Conclusions, Future Work and References
In our experiments, we used a dataset of 785 facts descriptions from cases of Czech courts decided in 2017. From the Prosecution Service, we received 834 cases that found an adult defendant guilty of theft. In Czechia, theft also includes burglary and pickpocketing.[2] We slightly over-represented the most serious offenses to ensure a sufficient number of cases in the dataset.
We removed 49 cases from the dataset because they were used in a pilot study or due to them containing errors. We extracted text describing the facts. Each extracted text was anonymized and shortened or partially re-written if necessary.
The resulting text snippets range from 73 to 29,695 characters in length (1Q 447, median 782, 3Q 1,462 characters). Figure 2 shows an example (automated translation).
A group of three law students under the supervision of one of the authors of this paper manually conducted an unstructured variant of thematic analysis.[3] The group arrived at 14 high-level themes focused on modus operandi and target of committed thefts (Figure 2).
For each facts description a single theme was independently chosen by two students according to specified rules.
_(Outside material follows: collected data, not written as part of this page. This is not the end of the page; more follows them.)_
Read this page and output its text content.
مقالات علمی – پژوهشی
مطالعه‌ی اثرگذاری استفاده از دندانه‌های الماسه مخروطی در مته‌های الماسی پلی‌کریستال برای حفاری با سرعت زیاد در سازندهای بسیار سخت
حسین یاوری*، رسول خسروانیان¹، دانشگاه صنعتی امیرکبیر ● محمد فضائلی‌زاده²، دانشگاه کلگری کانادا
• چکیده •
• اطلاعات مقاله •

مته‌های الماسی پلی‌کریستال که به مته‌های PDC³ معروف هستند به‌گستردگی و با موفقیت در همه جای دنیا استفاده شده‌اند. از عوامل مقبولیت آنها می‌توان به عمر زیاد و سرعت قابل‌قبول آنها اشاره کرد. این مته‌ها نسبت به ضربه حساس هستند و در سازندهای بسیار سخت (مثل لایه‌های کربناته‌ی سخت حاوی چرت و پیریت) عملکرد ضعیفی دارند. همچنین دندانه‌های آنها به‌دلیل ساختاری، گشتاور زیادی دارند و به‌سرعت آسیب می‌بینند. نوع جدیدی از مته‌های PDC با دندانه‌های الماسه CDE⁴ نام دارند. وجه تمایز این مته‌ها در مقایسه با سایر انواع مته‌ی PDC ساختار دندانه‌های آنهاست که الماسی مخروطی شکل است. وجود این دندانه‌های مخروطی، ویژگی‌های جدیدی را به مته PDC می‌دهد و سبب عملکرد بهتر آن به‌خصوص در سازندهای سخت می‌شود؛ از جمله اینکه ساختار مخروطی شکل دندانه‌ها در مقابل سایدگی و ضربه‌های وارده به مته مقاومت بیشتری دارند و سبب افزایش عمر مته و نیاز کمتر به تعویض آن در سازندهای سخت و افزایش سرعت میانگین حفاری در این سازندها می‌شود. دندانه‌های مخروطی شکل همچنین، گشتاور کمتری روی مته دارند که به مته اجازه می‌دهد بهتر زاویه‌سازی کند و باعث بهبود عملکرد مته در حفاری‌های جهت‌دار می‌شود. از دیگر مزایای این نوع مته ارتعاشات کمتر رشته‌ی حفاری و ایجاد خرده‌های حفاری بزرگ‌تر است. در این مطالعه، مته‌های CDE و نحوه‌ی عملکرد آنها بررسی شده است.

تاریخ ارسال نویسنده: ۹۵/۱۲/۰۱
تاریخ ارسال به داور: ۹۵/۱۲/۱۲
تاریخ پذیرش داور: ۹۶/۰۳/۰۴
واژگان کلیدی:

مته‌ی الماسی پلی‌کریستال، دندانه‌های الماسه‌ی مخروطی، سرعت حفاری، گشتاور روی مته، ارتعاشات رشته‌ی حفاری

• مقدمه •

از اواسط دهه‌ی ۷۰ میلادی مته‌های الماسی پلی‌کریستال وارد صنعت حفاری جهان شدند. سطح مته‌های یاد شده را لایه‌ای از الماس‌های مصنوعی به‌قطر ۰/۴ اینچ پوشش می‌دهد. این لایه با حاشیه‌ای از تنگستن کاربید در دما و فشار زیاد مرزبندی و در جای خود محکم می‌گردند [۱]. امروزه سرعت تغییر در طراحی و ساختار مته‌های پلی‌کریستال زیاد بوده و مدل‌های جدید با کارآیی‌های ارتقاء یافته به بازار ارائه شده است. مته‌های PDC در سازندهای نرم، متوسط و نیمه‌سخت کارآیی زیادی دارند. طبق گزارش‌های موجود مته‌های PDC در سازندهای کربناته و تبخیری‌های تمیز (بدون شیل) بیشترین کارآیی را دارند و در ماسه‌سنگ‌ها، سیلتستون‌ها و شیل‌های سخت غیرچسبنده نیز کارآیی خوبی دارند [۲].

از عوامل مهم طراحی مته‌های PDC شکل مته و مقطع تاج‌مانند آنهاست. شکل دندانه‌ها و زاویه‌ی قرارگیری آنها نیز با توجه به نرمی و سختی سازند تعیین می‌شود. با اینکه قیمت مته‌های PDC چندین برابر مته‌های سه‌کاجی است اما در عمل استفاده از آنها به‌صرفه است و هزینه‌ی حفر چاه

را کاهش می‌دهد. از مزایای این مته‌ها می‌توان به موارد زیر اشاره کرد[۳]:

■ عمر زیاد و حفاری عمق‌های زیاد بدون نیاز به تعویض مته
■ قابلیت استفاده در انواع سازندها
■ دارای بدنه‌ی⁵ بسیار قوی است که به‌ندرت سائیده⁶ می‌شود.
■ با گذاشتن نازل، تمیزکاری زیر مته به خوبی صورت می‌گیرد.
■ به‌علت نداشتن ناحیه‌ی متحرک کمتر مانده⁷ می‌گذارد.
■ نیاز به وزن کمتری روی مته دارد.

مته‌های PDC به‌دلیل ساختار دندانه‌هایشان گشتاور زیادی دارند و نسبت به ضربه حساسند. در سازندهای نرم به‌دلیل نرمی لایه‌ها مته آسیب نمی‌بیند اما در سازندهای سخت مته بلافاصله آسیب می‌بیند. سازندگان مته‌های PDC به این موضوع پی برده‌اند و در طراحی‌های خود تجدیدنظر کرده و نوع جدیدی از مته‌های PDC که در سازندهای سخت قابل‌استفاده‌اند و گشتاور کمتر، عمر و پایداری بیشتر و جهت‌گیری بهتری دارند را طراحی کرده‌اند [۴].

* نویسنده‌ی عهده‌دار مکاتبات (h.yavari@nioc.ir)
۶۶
The disagreements were resolved by one of the students following careful re-reading of the case. The distribution of the themes over the 785 facts descriptions included in the dataset is presented in Figure 2. The theft in a shop (29.0%) and breaking into another object (17.5%) are the most prevalent themes.
[2] ICCS codes 0501 and 0502 except for 0502212 [9].
[3] We did not rigorously adhere to the process described in [5].